Building technology that doesn't yet exist sounds like a lot of fun. And it is, in stories, after the dust has settled.
I was COO, responsible for operations, production architecture, and the organizational structure that turned an impossible brief into shipping technology.
The challenge
HABTIC’s stakeholders had a clear, uncompromising vision:
- A health and wellbeing coaching app
- A cast of realistic, human-like avatars
- Full offline functionality
- Continuous, adaptive learning from user behavior
None of these requirements were possible with existing technology. Conventional "digital human" solutions relied on cloud streaming and heavy infrastructure, while game-style avatars required terabytes of pre-baked content. Meanwhile, AI models were too resource-intensive and too slow to adapt dynamically on-device.

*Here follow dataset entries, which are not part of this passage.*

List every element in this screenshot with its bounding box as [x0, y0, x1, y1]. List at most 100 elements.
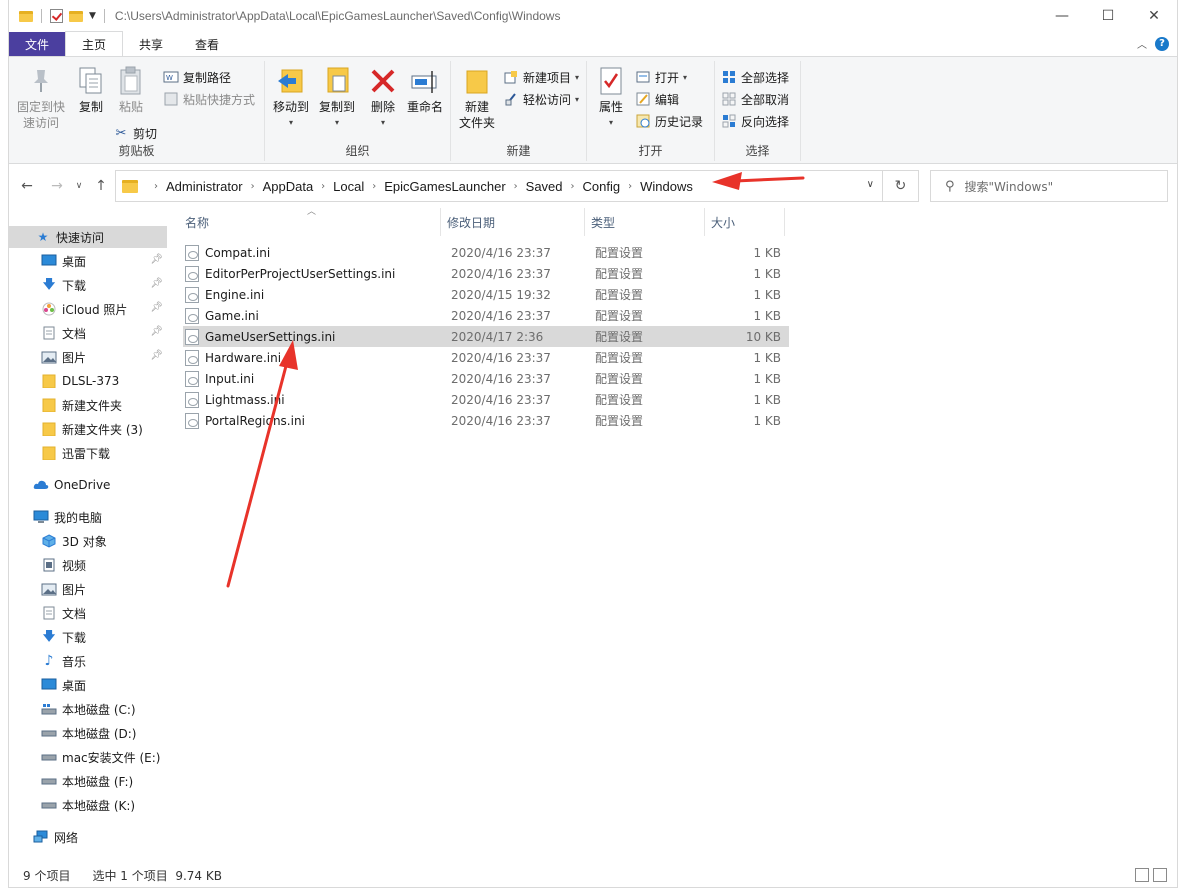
recent-dropdown-icon[interactable]: ∨: [69, 176, 89, 196]
nav-pinned-icloud-photos[interactable]: iCloud 照片 📌︎: [9, 298, 167, 320]
nav-this-pc[interactable]: 我的电脑: [9, 506, 167, 528]
tab-view[interactable]: 查看: [179, 32, 235, 56]
paste-shortcut-button[interactable]: 粘贴快捷方式: [163, 89, 255, 109]
nav-network[interactable]: 网络: [9, 826, 167, 848]
invert-selection-button[interactable]: 反向选择: [721, 111, 789, 131]
pin-icon[interactable]: 📌︎: [150, 350, 163, 361]
breadcrumb-separator-icon[interactable]: ›: [571, 181, 575, 192]
nav-folder-xunlei-downloads[interactable]: 迅雷下载: [9, 442, 167, 464]
nav-drive-d[interactable]: 本地磁盘 (D:): [9, 722, 167, 744]
help-icon[interactable]: ?: [1155, 36, 1169, 51]
close-button[interactable]: ✕: [1131, 0, 1177, 32]
nav-drive-f[interactable]: 本地磁盘 (F:): [9, 770, 167, 792]
breadcrumb-windows[interactable]: Windows: [640, 179, 693, 194]
move-to-button[interactable]: 移动到 ▾: [269, 65, 313, 131]
nav-folder-dlsl-373[interactable]: DLSL-373: [9, 370, 167, 392]
paste-button[interactable]: 粘贴: [113, 65, 149, 115]
nav-pc-documents[interactable]: 文档: [9, 602, 167, 624]
breadcrumb-separator-icon[interactable]: ›: [514, 181, 518, 192]
nav-pc-desktop[interactable]: 桌面: [9, 674, 167, 696]
column-header-type[interactable]: 类型: [585, 208, 705, 236]
file-row[interactable]: Engine.ini 2020/4/15 19:32 配置设置 1 KB: [183, 284, 789, 305]
nav-pinned-desktop[interactable]: 桌面 📌︎: [9, 250, 167, 272]
file-row[interactable]: Hardware.ini 2020/4/16 23:37 配置设置 1 KB: [183, 347, 789, 368]
breadcrumb-separator-icon[interactable]: ›: [251, 181, 255, 192]
breadcrumb-separator-icon[interactable]: ›: [628, 181, 632, 192]
file-row[interactable]: Lightmass.ini 2020/4/16 23:37 配置设置 1 KB: [183, 389, 789, 410]
open-button[interactable]: 打开 ▾: [635, 67, 687, 87]
nav-folder-new-folder[interactable]: 新建文件夹: [9, 394, 167, 416]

In short: the project demanded technology that did not yet exist.
Core problems
- Avatar realism: no existing engine could support hours of interactive, personalized dialogue and animation offline.
- Offline constraint: streaming-based solutions were incompatible with the requirement for fully local operation.
- Adaptive intelligence: continuous learning and path adjustment could not rely on backend inference cycles or retraining.
- Device limitations: hundreds of hours of content and behavior needed to run efficiently on consumer mobile hardware.
Solution approach
HABTIC became a technology-creation program. Two core innovations were developed to solve the unsolvable:
TALOS: the autonomous avatar engine
A bespoke animation and behavior system that:
- uses looping motion primitives recombined dynamically by layered AI.
- creates the illusion of fully responsive, lifelike coaches without streaming or massive asset payloads.
- generates real-time reactions and behaviors tailored to user context.
Result: A responsive, expressive digital coach engine that operates entirely offline. To this day, completely unmatched in its class.
SYBIL: the adaptive pathfinding engine
A novel AI architecture inspired by flocking behavior and dynamic decision-making, designed to:
- choose the next best action based on real-time context, without needing fixed start/end states.
- continuously adapt to evolving user data and content libraries.
- operate without constant retraining or expensive backend compute.
Result: A unique, real-time prognostication system that remains state-aware, lightweight, and scalable.
What this taught me
- Hard, uncompromising stakeholder requirements drove the team past what the market thought was possible. Clarity of intent is an underrated catalyst.
- Every constraint the team encountered, including ones considered impossible, was solved by reframing the problem and engineering from first principles.
- The best outcomes came from listening deeply to domain experts and investing in experimentation before committing to architecture.
Do not fear stakeholders who don’t know what they want — fear those who do. They will force you to build the future.